I love my husband and I am in this marriage for the long haul.  We made our vows 31 years ago (update since original writing=44 years) and I, with God’s help, am committed to fulfill that vow “until death us do part” in the best way I know how.  We were not Christians when we were married and I wonder sometimes if we married for the wrong reasons, but the commitment has been made.  God is a God of His Word and my prayer has been to know Him more so I can be more like Him; so I will be a woman of my word, therefore, I am here to stay. 

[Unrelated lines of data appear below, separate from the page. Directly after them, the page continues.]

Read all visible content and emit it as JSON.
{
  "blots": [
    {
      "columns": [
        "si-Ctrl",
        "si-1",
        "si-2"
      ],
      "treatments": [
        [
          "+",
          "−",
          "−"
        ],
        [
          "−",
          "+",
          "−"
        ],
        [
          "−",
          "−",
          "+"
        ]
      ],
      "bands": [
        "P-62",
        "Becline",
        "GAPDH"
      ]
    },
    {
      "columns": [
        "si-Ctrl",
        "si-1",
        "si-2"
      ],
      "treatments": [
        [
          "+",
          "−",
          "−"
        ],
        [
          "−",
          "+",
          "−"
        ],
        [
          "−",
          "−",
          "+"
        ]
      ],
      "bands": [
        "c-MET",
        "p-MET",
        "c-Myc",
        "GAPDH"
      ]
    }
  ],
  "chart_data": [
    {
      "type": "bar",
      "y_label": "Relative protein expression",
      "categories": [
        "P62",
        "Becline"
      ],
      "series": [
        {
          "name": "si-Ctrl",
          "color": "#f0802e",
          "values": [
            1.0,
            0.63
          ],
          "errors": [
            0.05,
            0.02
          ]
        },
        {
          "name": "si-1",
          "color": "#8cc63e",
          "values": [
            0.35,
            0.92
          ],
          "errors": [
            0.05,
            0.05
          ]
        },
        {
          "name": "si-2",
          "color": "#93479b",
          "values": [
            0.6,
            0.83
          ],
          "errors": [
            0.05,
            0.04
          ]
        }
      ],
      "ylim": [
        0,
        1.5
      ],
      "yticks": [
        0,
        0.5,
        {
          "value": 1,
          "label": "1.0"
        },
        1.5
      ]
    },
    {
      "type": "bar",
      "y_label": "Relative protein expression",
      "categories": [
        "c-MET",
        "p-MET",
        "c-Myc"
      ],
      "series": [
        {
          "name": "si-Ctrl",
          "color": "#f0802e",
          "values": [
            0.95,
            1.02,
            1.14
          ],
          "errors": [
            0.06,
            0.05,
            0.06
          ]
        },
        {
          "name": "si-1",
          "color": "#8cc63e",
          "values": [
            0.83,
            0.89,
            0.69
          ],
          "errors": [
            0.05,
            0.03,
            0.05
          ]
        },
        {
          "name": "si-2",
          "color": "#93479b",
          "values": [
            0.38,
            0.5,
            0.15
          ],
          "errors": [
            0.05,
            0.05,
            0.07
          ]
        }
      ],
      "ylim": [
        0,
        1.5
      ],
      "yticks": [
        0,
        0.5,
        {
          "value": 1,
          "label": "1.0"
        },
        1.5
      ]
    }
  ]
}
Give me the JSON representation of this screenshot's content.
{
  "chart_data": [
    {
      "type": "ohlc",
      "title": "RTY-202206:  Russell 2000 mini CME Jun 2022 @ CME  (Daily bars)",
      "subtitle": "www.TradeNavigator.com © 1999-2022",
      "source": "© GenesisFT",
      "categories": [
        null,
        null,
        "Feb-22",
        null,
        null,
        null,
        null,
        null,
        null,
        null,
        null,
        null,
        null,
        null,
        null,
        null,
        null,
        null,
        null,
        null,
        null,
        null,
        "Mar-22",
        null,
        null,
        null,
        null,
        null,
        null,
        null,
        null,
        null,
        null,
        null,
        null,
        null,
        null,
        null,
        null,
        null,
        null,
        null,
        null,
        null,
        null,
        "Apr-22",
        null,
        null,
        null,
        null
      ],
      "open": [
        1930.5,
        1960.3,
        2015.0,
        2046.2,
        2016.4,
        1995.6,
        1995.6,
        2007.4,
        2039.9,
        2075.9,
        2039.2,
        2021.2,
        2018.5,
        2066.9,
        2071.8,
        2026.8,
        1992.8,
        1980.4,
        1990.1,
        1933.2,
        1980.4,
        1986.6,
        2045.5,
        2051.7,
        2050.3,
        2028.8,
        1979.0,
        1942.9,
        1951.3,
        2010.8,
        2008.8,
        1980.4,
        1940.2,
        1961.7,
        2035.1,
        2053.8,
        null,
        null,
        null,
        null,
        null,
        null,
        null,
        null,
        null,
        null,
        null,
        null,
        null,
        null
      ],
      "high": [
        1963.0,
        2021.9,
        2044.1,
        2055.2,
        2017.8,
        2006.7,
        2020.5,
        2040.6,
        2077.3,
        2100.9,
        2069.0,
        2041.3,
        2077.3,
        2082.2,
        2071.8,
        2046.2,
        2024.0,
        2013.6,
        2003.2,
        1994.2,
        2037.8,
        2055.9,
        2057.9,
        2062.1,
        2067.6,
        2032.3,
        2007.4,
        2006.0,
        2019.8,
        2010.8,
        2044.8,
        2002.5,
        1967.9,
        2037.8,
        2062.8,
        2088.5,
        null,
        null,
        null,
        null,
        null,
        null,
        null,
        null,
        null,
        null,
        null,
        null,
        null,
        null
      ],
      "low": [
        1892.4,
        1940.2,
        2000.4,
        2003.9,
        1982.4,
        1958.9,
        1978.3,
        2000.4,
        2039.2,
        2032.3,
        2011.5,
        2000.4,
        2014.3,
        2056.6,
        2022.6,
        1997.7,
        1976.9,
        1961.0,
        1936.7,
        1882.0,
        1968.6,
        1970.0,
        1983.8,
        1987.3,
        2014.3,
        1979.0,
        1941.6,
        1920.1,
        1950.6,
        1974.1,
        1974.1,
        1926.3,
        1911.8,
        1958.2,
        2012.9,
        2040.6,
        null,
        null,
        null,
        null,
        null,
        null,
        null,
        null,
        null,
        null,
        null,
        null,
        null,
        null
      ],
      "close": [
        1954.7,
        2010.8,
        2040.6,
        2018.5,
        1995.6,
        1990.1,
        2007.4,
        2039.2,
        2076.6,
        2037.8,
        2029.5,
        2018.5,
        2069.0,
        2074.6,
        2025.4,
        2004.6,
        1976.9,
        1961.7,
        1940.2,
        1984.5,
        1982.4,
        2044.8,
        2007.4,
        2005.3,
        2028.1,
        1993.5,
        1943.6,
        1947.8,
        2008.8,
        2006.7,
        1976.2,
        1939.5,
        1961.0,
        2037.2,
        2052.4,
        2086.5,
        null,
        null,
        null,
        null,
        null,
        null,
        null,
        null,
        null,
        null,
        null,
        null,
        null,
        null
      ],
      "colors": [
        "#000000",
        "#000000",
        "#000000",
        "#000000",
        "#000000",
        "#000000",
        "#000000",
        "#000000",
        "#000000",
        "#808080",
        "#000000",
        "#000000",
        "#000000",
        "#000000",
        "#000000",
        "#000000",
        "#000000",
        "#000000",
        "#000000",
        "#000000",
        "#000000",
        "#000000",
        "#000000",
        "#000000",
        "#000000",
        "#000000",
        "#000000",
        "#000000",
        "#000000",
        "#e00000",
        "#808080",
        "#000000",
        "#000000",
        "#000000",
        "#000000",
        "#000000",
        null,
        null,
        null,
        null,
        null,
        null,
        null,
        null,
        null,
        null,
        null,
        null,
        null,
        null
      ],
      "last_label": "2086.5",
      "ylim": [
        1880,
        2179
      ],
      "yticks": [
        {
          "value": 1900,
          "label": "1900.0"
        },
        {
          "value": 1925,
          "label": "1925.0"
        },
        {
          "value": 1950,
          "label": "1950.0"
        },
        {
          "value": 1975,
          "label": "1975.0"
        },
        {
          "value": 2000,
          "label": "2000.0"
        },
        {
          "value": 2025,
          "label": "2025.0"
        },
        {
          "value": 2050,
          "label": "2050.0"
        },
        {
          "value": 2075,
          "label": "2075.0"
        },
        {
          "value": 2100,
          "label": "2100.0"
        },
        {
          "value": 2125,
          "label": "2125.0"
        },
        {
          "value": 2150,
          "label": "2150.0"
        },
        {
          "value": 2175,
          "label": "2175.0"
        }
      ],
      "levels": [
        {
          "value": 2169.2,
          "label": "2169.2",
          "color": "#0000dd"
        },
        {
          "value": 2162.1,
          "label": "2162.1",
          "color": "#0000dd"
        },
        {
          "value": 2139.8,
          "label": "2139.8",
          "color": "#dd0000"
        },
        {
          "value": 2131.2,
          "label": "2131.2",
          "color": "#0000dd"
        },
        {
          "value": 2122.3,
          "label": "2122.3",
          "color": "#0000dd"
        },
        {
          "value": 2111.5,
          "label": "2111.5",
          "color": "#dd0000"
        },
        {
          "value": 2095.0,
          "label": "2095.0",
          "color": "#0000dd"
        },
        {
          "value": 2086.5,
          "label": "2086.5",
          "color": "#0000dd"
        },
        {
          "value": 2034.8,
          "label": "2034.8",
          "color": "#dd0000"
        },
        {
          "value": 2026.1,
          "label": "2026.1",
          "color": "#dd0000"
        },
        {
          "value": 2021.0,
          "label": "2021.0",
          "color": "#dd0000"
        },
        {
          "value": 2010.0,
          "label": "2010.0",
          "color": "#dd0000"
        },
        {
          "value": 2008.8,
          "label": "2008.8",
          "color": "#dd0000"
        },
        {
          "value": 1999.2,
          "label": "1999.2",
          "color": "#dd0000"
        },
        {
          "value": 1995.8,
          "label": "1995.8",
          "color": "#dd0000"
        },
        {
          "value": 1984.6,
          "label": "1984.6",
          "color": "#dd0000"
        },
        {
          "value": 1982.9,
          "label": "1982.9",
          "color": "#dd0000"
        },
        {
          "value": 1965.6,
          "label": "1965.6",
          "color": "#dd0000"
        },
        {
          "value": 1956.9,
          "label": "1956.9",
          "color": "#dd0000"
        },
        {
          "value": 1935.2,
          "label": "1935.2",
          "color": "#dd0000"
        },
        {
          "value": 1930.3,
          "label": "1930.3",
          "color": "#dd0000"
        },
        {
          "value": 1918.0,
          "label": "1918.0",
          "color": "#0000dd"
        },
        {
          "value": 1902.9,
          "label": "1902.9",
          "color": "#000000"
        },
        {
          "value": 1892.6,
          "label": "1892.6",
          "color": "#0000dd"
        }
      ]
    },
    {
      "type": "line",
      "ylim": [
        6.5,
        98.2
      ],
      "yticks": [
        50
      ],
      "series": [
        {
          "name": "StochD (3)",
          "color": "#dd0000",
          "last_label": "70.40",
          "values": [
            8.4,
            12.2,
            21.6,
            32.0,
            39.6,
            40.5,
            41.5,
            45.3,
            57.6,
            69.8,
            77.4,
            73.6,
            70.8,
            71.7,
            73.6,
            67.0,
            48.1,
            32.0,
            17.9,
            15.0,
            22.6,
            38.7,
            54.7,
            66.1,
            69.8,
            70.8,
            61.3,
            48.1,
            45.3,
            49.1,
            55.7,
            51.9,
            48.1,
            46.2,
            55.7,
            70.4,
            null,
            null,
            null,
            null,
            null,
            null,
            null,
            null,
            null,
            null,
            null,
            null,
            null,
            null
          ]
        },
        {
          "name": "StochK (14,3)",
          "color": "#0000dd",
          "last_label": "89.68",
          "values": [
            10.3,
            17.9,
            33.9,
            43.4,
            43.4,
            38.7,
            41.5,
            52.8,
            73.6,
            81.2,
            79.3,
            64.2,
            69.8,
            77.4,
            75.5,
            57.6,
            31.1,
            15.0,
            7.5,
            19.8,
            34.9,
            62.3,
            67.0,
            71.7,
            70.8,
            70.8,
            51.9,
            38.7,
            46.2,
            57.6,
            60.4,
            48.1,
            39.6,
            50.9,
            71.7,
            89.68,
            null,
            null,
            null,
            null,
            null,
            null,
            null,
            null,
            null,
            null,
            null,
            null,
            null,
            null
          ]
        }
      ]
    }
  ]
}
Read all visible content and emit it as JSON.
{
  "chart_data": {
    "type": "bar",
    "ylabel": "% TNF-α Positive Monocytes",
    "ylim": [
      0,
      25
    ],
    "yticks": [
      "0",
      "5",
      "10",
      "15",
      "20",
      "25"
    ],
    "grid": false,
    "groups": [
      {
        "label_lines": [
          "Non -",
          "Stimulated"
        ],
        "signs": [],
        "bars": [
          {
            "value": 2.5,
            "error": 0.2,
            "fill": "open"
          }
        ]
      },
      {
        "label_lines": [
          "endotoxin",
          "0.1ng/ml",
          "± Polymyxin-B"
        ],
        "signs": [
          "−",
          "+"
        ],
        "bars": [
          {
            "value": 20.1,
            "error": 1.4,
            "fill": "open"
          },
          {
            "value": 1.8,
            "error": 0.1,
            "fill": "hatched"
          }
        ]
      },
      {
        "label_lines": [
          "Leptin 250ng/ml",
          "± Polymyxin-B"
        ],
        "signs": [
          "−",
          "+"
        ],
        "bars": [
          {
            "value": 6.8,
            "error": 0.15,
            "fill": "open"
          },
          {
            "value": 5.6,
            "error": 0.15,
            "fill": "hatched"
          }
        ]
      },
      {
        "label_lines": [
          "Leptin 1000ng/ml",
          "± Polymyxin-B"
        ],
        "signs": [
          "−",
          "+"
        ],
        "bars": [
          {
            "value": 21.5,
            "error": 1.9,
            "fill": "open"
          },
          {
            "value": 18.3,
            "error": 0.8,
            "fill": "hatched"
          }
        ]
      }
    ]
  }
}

Striving to stay in my marriage is what keeps me going back to the Lord for strength again and again. And with the “ah, ha” moment of this study of making bricks without straw I have come to the realization that the Pharaoh in my life is my husband.  Not because he is mean, ruthless and holds me in bondage but because as the Israelites looked to Pharaoh for the straw to make the allotted bricks I look to my husband to provide ALL the straw for my physical, emotional, spiritual, and psychological bricks.  I came into my marriage with a Cinderella attitude looking to him to fulfill all my wants and needs.  David Clarke in his book, Men Are Clams Women Are Crowbars says that on his best day my husband can only provide 30% of my needs.  I believe that the Lord has allowed most of our struggles so that each of us could grow and become more mature in Christ.  I try to see each conflict as an opportunity to examine my straw demands (or my straw contributions).  At times the struggle is greatest when I see my husband’s lack of “straw provisions” and become distraught, sad and/or angry.   We both lose because my expectations and demands are so great and placed on the wrong person.  I have put my husband in the place of my God and Savior.  The Bible speaks to dying to self and I’m beginning to think that this means having absolutely no expectations of my husband or anyone else.  But that’s the wrong way to look at it.  I can have the expectations or I would never expect anyone to improve.  What’s wrong with my view is that I allow my husband’s and others inability to provide the straw for my bricks to affect my love, joy, peace and growth. (Growth isn’t a fruit of the Spirit but it’s a perk!) I need to have a rational belief and trust in people that they can grow and do better but that my joy and personal growth should not become contingent on their success or failure to come through.  It could and most likely would encourage and strengthen me in the journey but I must never place that burden on another person by depending on them for something that should only be sought in the Holy Spirit.  Other people, especially our husbands, may be blessed with the privilege and opportunity to provide additional straw but only after we have sought for it at the main source.  It was there that we should have started in the first place.